Here are the currently discarded fields: Content_History ,Application_Platforms, References, Likelyhood_of_Exploit, Weakness_Ordinalities, Relationship_Notes

7. Future Goals

Now that we know which fields will be useful, we need to compare them in different ways. Four methods of comparison have been determined so far. They are specificity, subject, time, and purpose.

The first way that we can compare indexes is by looking at their specificity. Entries can range from focusing on the specifics of a given weakness to broad concepts. If we were to compare two documents, we could use their specificity to see how similar the two documents are to one another. In MITRE’s CAPEC especially, specificity is strictly organized. These predetermined tier of specificity are a good litmus test to see if the program is accurately detecting specificity based on content. Being able to accurately measure specificity will ultimately make sure the similarity scores given to documents is more accurate.

The second way that we can compare indexes is by looking at their subject. Conveniently for the indexes, the subject can be easily found by simply looking at the title. Comparing subjects is a quick way to determine how similar the indexes are to one another. By knowing that two subjects are related, the program will be able to more accurately categorize threats. Subject is also an important category for when the program moves to the email phase. Emails conveniently have a line for subject and using this line to its full advantage is key in developing this program.

Time is the third way we can compare indexes. Languages are constantly evolving. As such looking at the way that people talk about a certain subject over time is an important dimension in developing a will rounded corpus for the program. For the indexes, looking at the way an article is changed version to version lets us get a more accurate mapping of how weaknesses are explored and understood. In emails this takes a more organic nature. While the indexes simply record the changes, the emails are the catalyst that drive these changes. By mapping out the way that topics evolve over time, we can create a more complete corpus and as such create a more accurate similarity score.
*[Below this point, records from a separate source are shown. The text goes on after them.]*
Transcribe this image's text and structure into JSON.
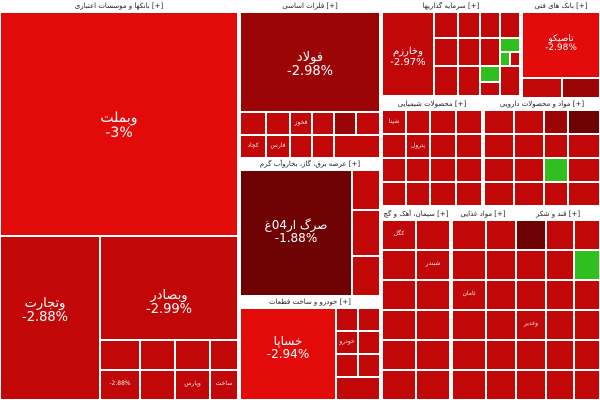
{
  "sectors": {
    "banks": "بانکها و موسسات اعتباری [+]",
    "basic_metals": "فلزات اساسی [+]",
    "investment": "سرمایه گذاریها [+]",
    "chemicals": "محصولات شیمیایی [+]",
    "pharma": "مواد و محصولات دارویی [+]",
    "auto": "خودرو و ساخت قطعات [+]",
    "electric": "عرضه برق، گاز، بخاروآب گرم [+]",
    "cement": "سیمان، آهک و گچ [+]",
    "food": "مواد غذایی [+]",
    "multi": "بانک های فنی [+]",
    "sugar": "قند و شکر [+]"
  },
  "tiles": {
    "vbmellat": {
      "name": "وبملت",
      "change": "-3%"
    },
    "vtejarat": {
      "name": "وتجارت",
      "change": "-2.88%"
    },
    "vbsader": {
      "name": "وبصادر",
      "change": "-2.99%"
    },
    "foolad": {
      "name": "فولاد",
      "change": "-2.98%"
    },
    "vkharazm": {
      "name": "وخارزم",
      "change": "-2.97%"
    },
    "taproco": {
      "name": "تاصیکو",
      "change": "-2.98%"
    },
    "sarg": {
      "name": "صرگ ار04غ",
      "change": "-1.88%"
    },
    "khsapa": {
      "name": "خساپا",
      "change": "-2.94%"
    }
  },
  "small_labels": {
    "a": "وپارس",
    "b": "وپست",
    "c": "ساخت",
    "d": "-2.88%",
    "e": "کچاد",
    "f": "فخوز",
    "g": "فارس",
    "h": "شپنا",
    "i": "پترول",
    "j": "کگل",
    "k": "شبندر",
    "l": "خودرو",
    "m": "ثامان",
    "n": "وغدیر"
  }
}
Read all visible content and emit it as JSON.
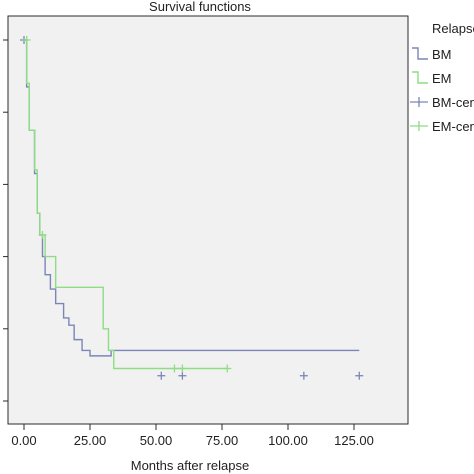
{
  "chart_data": {
    "type": "line",
    "title": "Survival functions",
    "xlabel": "Months after relapse",
    "ylabel": "",
    "xlim": [
      -6,
      140
    ],
    "ylim": [
      -0.02,
      1.02
    ],
    "x_ticks": [
      "0.00",
      "25.00",
      "50.00",
      "75.00",
      "100.00",
      "125.00"
    ],
    "x_tick_values": [
      0,
      25,
      50,
      75,
      100,
      125
    ],
    "y_tick_values": [
      0,
      0.2,
      0.4,
      0.6,
      0.8,
      1.0
    ],
    "grid": false,
    "legend_title": "Relapse",
    "legend": [
      {
        "label": "BM",
        "kind": "step",
        "color": "#7b86b8"
      },
      {
        "label": "EM",
        "kind": "step",
        "color": "#8fdc85"
      },
      {
        "label": "BM-censored",
        "kind": "censor",
        "color": "#7b86b8"
      },
      {
        "label": "EM-censored",
        "kind": "censor",
        "color": "#8fdc85"
      }
    ],
    "series": [
      {
        "name": "BM",
        "color": "#7b86b8",
        "x": [
          0,
          1,
          2,
          4,
          5,
          6,
          7,
          8,
          10,
          12,
          15,
          17,
          19,
          22,
          25,
          33
        ],
        "y": [
          1.0,
          0.87,
          0.75,
          0.63,
          0.52,
          0.46,
          0.4,
          0.35,
          0.31,
          0.27,
          0.23,
          0.21,
          0.17,
          0.14,
          0.125,
          0.14
        ],
        "censored": [
          {
            "x": 0,
            "y": 1.0
          },
          {
            "x": 52,
            "y": 0.07
          },
          {
            "x": 60,
            "y": 0.07
          },
          {
            "x": 106,
            "y": 0.07
          },
          {
            "x": 127,
            "y": 0.07
          }
        ]
      },
      {
        "name": "EM",
        "color": "#8fdc85",
        "x": [
          0,
          1,
          2,
          4,
          5,
          6,
          8,
          12,
          30,
          32,
          34
        ],
        "y": [
          1.0,
          0.88,
          0.75,
          0.64,
          0.52,
          0.46,
          0.4,
          0.315,
          0.2,
          0.14,
          0.09
        ],
        "censored": [
          {
            "x": 1,
            "y": 1.0
          },
          {
            "x": 7,
            "y": 0.46
          },
          {
            "x": 57,
            "y": 0.09
          },
          {
            "x": 60,
            "y": 0.09
          },
          {
            "x": 77,
            "y": 0.09
          }
        ]
      }
    ]
  }
}
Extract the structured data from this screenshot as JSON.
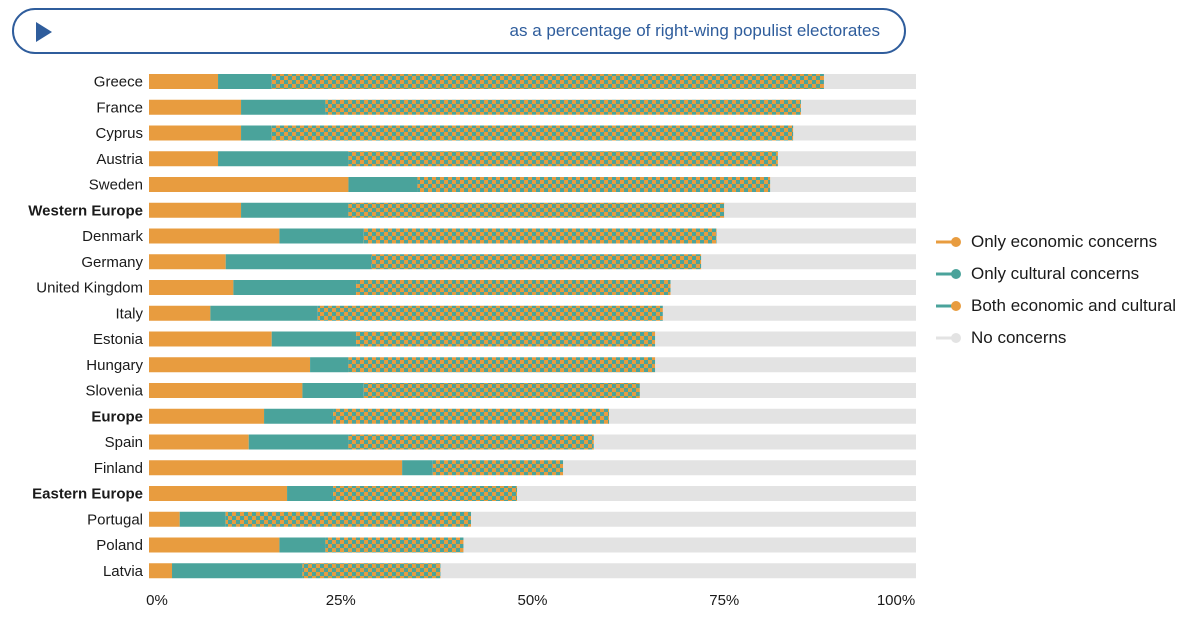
{
  "header": {
    "title": "as a percentage of right-wing populist electorates"
  },
  "colors": {
    "economic": "#e89c3f",
    "cultural": "#4aa39b",
    "none": "#e3e3e3",
    "header": "#2f5d9c"
  },
  "legend": {
    "items": [
      {
        "key": "economic",
        "label": "Only economic concerns"
      },
      {
        "key": "cultural",
        "label": "Only cultural concerns"
      },
      {
        "key": "both",
        "label": "Both economic and cultural"
      },
      {
        "key": "none",
        "label": "No concerns"
      }
    ]
  },
  "chart_data": {
    "type": "bar",
    "orientation": "horizontal",
    "stacked": true,
    "xlim": [
      0,
      100
    ],
    "x_ticks": [
      "0%",
      "25%",
      "50%",
      "75%",
      "100%"
    ],
    "categories": [
      "Greece",
      "France",
      "Cyprus",
      "Austria",
      "Sweden",
      "Western Europe",
      "Denmark",
      "Germany",
      "United Kingdom",
      "Italy",
      "Estonia",
      "Hungary",
      "Slovenia",
      "Europe",
      "Spain",
      "Finland",
      "Eastern Europe",
      "Portugal",
      "Poland",
      "Latvia"
    ],
    "bold_categories": [
      "Western Europe",
      "Europe",
      "Eastern Europe"
    ],
    "series": [
      {
        "name": "Only economic concerns",
        "key": "economic",
        "values": [
          9,
          12,
          12,
          9,
          26,
          12,
          17,
          10,
          11,
          8,
          16,
          21,
          20,
          15,
          13,
          33,
          18,
          4,
          17,
          3
        ]
      },
      {
        "name": "Only cultural concerns",
        "key": "cultural",
        "values": [
          7,
          11,
          4,
          17,
          9,
          14,
          11,
          19,
          16,
          14,
          11,
          5,
          8,
          9,
          13,
          4,
          6,
          6,
          6,
          17
        ]
      },
      {
        "name": "Both economic and cultural",
        "key": "both",
        "values": [
          72,
          62,
          68,
          56,
          46,
          49,
          46,
          43,
          41,
          45,
          39,
          40,
          36,
          36,
          32,
          17,
          24,
          32,
          18,
          18
        ]
      },
      {
        "name": "No concerns",
        "key": "none",
        "values": [
          12,
          15,
          16,
          18,
          19,
          25,
          26,
          28,
          32,
          33,
          34,
          34,
          36,
          40,
          42,
          46,
          52,
          58,
          59,
          62
        ]
      }
    ]
  }
}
The final way that we can compare indexes is by comparing similar fields. In MITRE fields have a specific rule set about the way that they are written and their contents. By comparing the same field in multiple indexes with one another we are able to slice the data in another way giving increasing the depth of the corpus and hopefully increasing the accuracy of the program.

8. Conclusion

PERCEIVE is still in its infancy. As such, it is still a work in progress. However a lot was learned in the time that I worked on it. Having to reverse engineer the way that the indexes were formatted and organized was time consuming. However, with our new found understanding we will be better able to create the corpus in the future. Also our knowledge of how to slice up the indexes and emails has grown. For a program, reading the text is easy, however being able to understand what is written is a different matter. Being able to divide up the writings like we have done might seem natural, but being able to implement it into a learning program will prove to be difficult.